P66
The growing chaos of tuberculosis population genomics at the era of 'Big Data' sorting out the wheat from the chaff.
C Sola(1,2) G Senelle(3,4) M R Sahal(1,2) K La(2,6) T Billard-Pomares(7) J Marin(2,7) A Bridier-Nahmias(2) C Guyeux(3,4) G Refrégier(1,5) E Carbonnelle(2,7) E Cambau(2,6)
1:Université Sorbonne Paris Nord, INSERM, IAME, F-93017 Bobigny, France; 2:Université de Paris, INSERM, IAME, F-75006 Paris, France; 3:Université Bourgogne Franche-Comté (UBFC), Besançon, France; 4:FEMTO-ST Institute, UMR 6174 CNRS-Université Bourgogne Franche-Comté (UBFC),; 5:Ecologie Systématique Evolution, Université Paris-Saclay, CNRS, AgroParisTech, UMR ESE, 91405, Orsay, France; 6:AP-HP, GHU Nord site Bichat, Service de mycobactériologie spécialisée et de référence, Paris; 7:Service de microbiologie clinique, Hôpital Avicenne, 93017 Bobigny, France; Université Paris 13, IAME, Inserm, 93017 Bobigny, France
Mycobacterium tuberculosis complex (MTBC) has a population structure consisting of 9 human and animal lineages. The genomic diversity of clinical isolates within these lineages is a pathogenesis factor that affects virulence, transmissibility, host response and the emergence of antibiotic resistance. Hence it is important to develop improved systems for tracking and understanding the evolution of genomes. We present a new informatic platform for computational biology of MTBC, that uses a convenience sample from public/private SRAs, designated as "TB-Annotator", describing the structure of the MTBC population based on 16,000 representative genomes from 63 countries in the current version. This platform analyzes nucleotidic variants, the presence/absence of genes, regions of difference, detects the insertion sites of mobile genetic elements. The objective of TB-Annotator is to detect recent epidemiological links but also to reconstruct more distant spatio-temporal phylogeographical stories between historically-related clones as well as to perform GWAS studies.
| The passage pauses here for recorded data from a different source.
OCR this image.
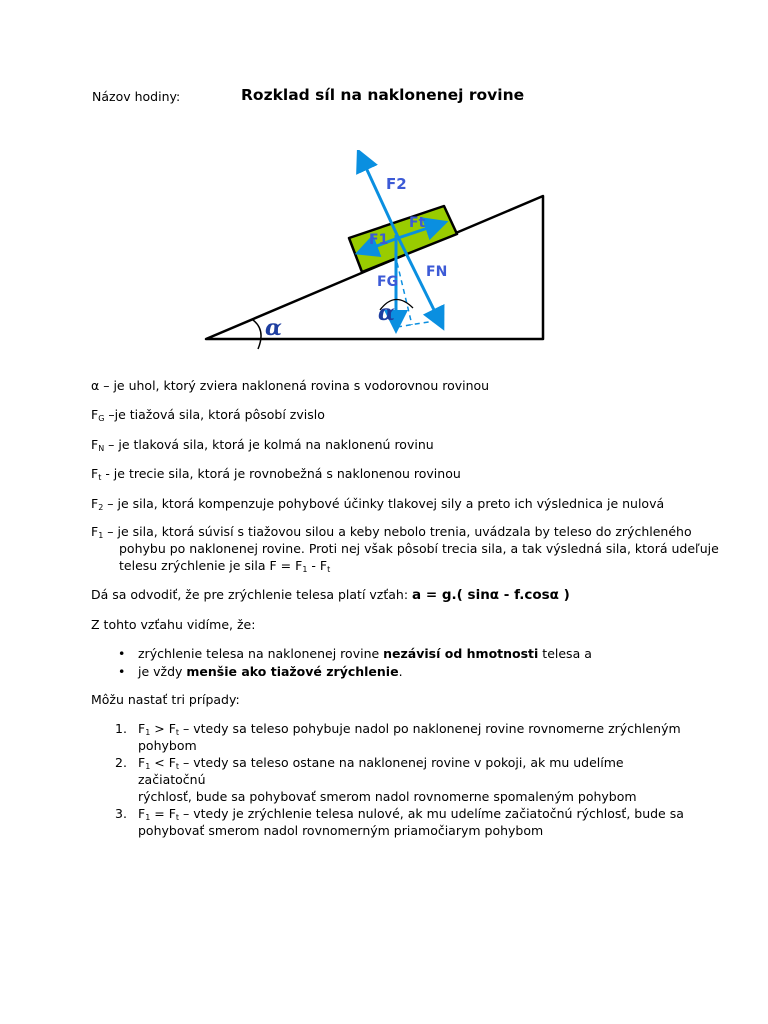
Názov hodiny:	Rozklad síl na naklonenej rovine
F2
Ft
F1
FG
FN
α
α
α – je uhol, ktorý zviera naklonená rovina s vodorovnou rovinou
$F_G$ –je tiažová sila, ktorá pôsobí zvislo
$F_N$ – je tlaková sila, ktorá je kolmá na naklonenú rovinu
$F_t$ - je trecie sila, ktorá je rovnobežná s naklonenou rovinou
$F_2$ – je sila, ktorá kompenzuje pohybové účinky tlakovej sily a preto ich výslednica je nulová
$F_1$ – je sila, ktorá súvisí s tiažovou silou a keby nebolo trenia, uvádzala by teleso do zrýchleného
pohybu po naklonenej rovine. Proti nej však pôsobí trecia sila, a tak výsledná sila, ktorá udeľuje
telesu zrýchlenie je sila $F = F_1 - F_t$
Dá sa odvodiť, že pre zrýchlenie telesa platí vzťah: a = g.( sinα - f.cosα )
Z tohto vzťahu vidíme, že:
• zrýchlenie telesa na naklonenej rovine nezávisí od hmotnosti telesa a
• je vždy menšie ako tiažové zrýchlenie.
Môžu nastať tri prípady:
1. $F_1 > F_t$ – vtedy sa teleso pohybuje nadol po naklonenej rovine rovnomerne zrýchleným
pohybom
2. $F_1 < F_t$ – vtedy sa teleso ostane na naklonenej rovine v pokoji, ak mu udelíme začiatočnú
rýchlosť, bude sa pohybovať smerom nadol rovnomerne spomaleným pohybom
3. $F_1 = F_t$ – vtedy je zrýchlenie telesa nulové, ak mu udelíme začiatočnú rýchlosť, bude sa
pohybovať smerom nadol rovnomerným priamočiarym pohybom
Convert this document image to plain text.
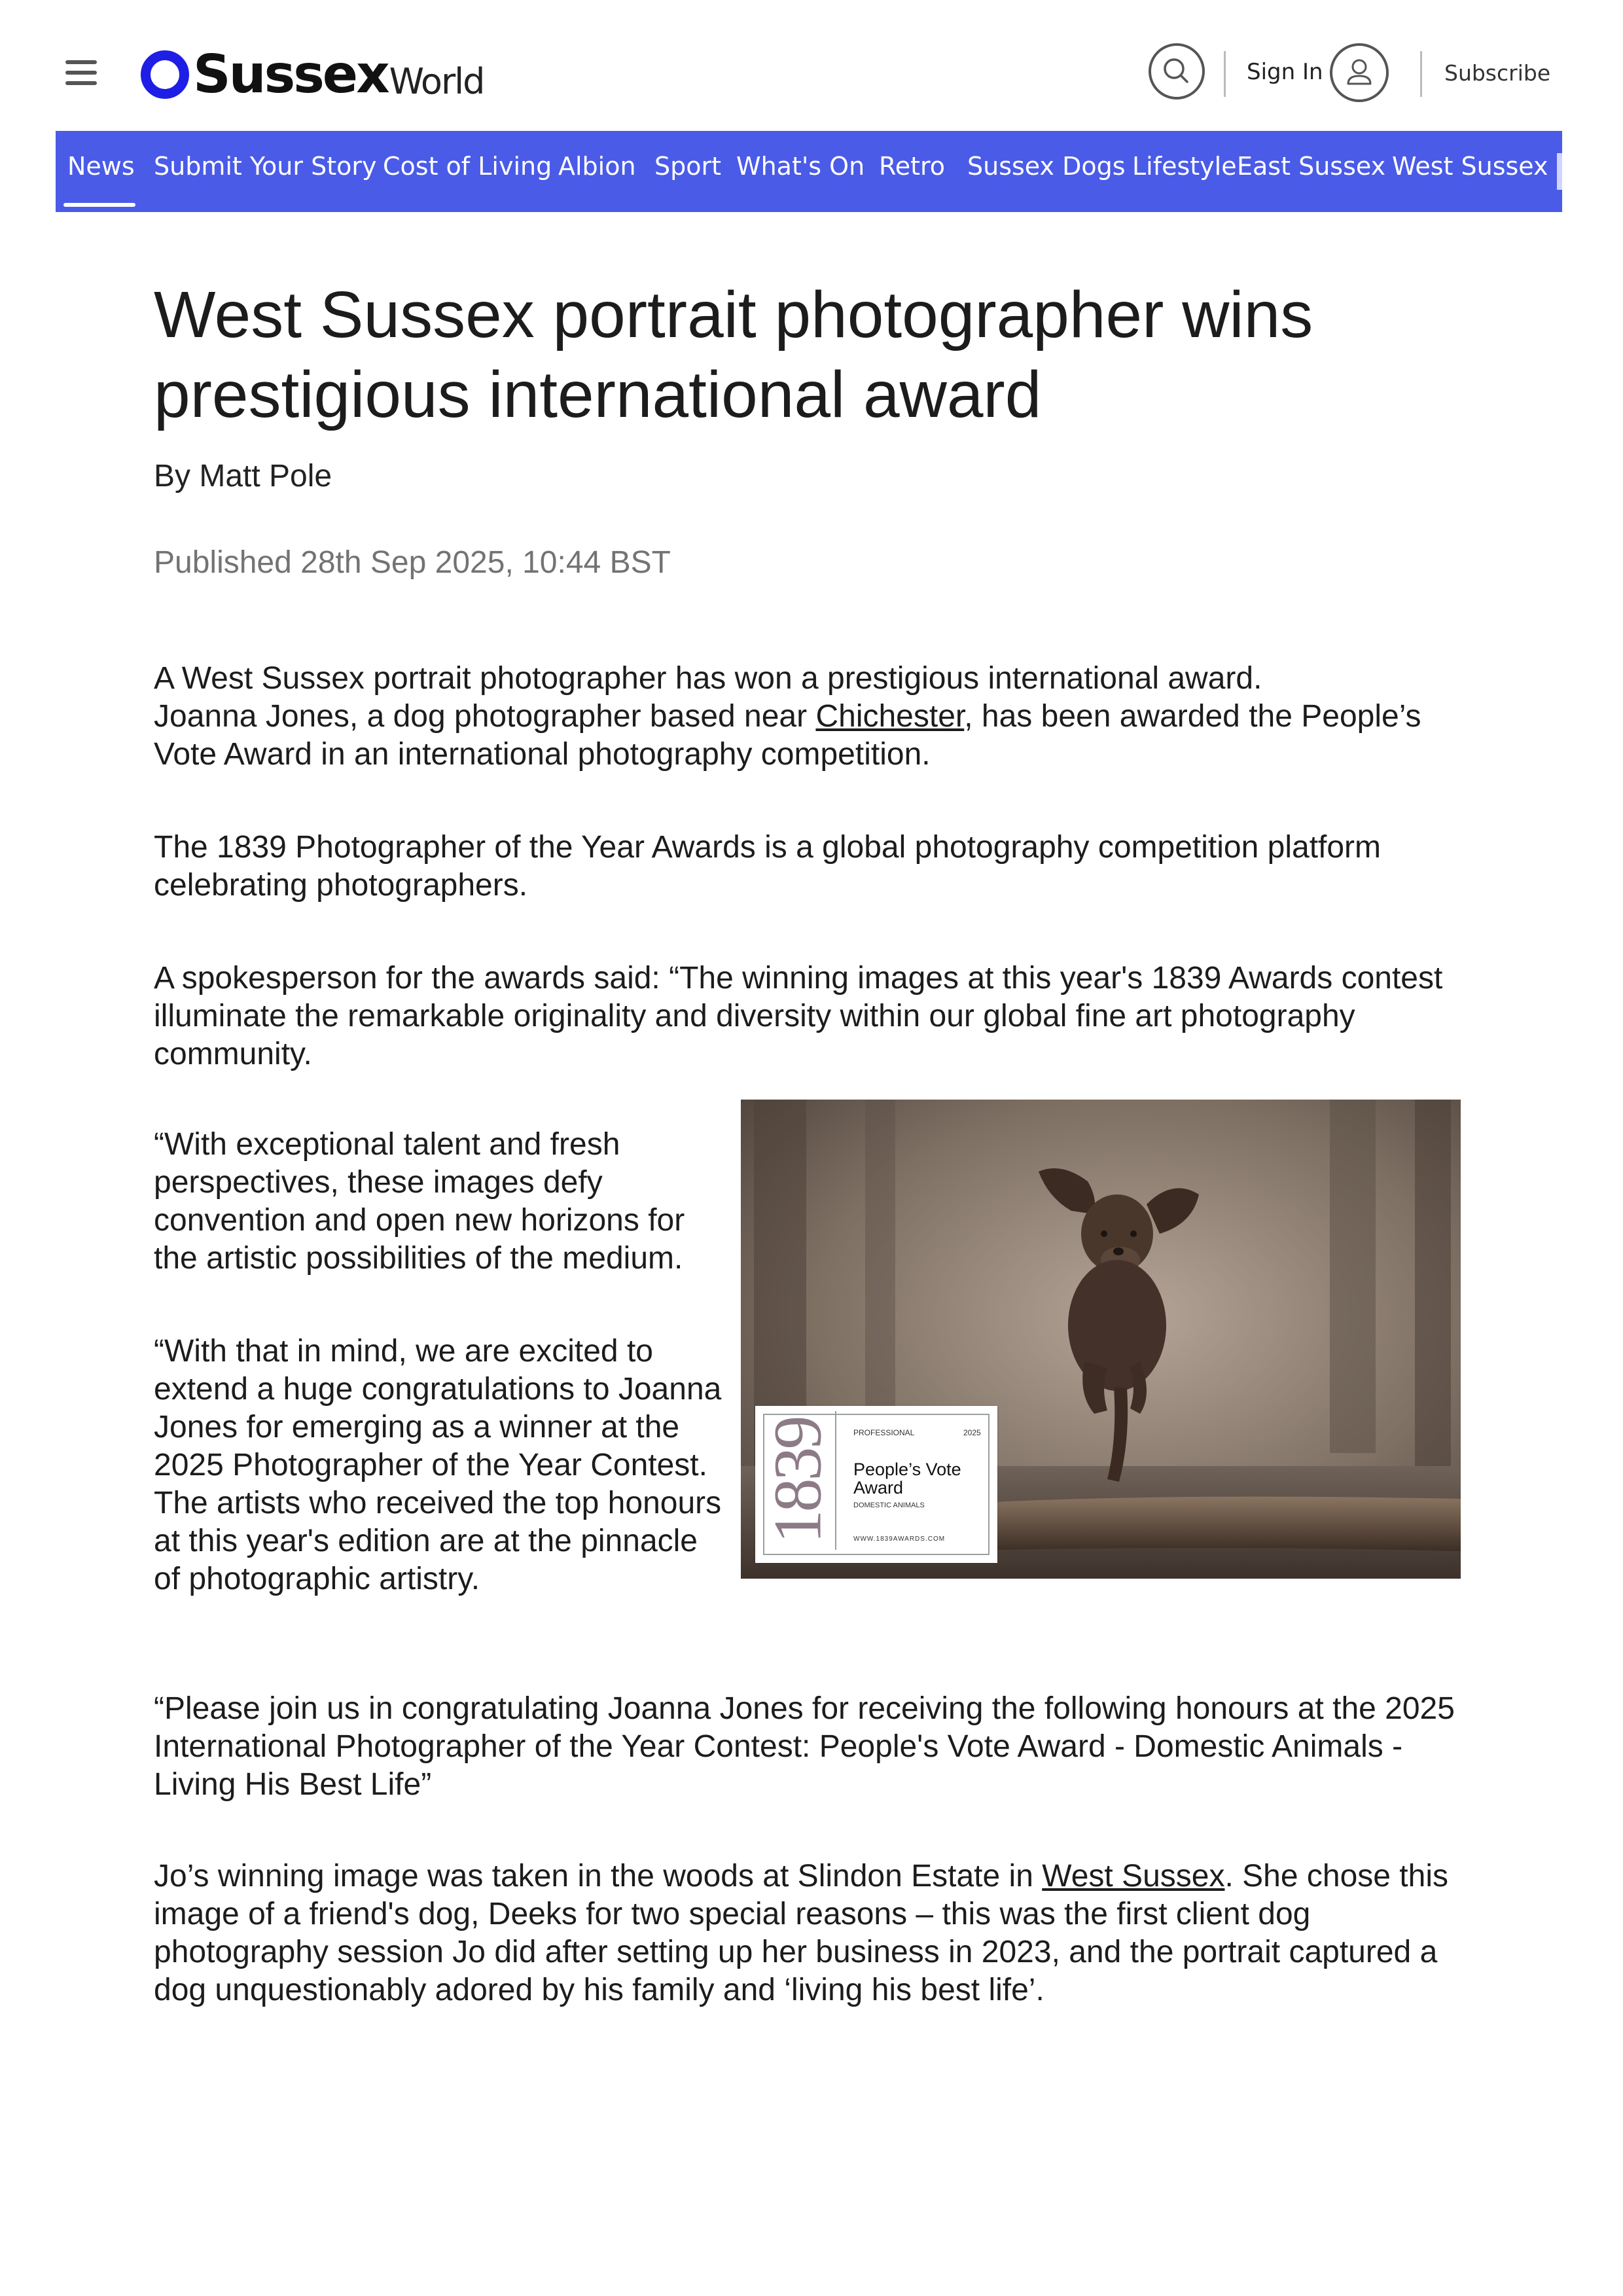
Sussex World	Sign In	Subscribe
News Submit Your Story Cost of Living Albion Sport What's On Retro Sussex Dogs Lifestyle East Sussex West Sussex
West Sussex portrait photographer wins prestigious international award
By Matt Pole
Published 28th Sep 2025, 10:44 BST

A West Sussex portrait photographer has won a prestigious international award.
Joanna Jones, a dog photographer based near Chichester, has been awarded the People’s Vote Award in an international photography competition.

The 1839 Photographer of the Year Awards is a global photography competition platform celebrating photographers.

A spokesperson for the awards said: “The winning images at this year's 1839 Awards contest illuminate the remarkable originality and diversity within our global fine art photography community.

“With exceptional talent and fresh perspectives, these images defy convention and open new horizons for the artistic possibilities of the medium.

“With that in mind, we are excited to extend a huge congratulations to Joanna Jones for emerging as a winner at the 2025 Photographer of the Year Contest. The artists who received the top honours at this year's edition are at the pinnacle of photographic artistry.

“Please join us in congratulating Joanna Jones for receiving the following honours at the 2025 International Photographer of the Year Contest: People's Vote Award - Domestic Animals - Living His Best Life”

Jo’s winning image was taken in the woods at Slindon Estate in West Sussex. She chose this image of a friend's dog, Deeks for two special reasons – this was the first client dog photography session Jo did after setting up her business in 2023, and the portrait captured a dog unquestionably adored by his family and ‘living his best life’.

1839 PROFESSIONAL	2025
People’s Vote
Award
DOMESTIC ANIMALS
WWW.1839AWARDS.COM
We compare the taxonomic labels previously described in recent reference studies and build a phylogenetic tree with RAxML; we characterize about 200 sublineages whose different namings are compared and fused when possible; we discuss hierarchical typing schemes within lineages and the informativeness of certain SNPs, that we analyze in detail; we also present new phylogeographical sublineages, for example within L5,L6,L4.5. We show that this informatic platform will allow: (1) local epidemiological monitoring, (2) improved understanding of the global and local history of tuberculosis and (3) in depth studies on the genetic selection mechanisms acting on MTBC genomes.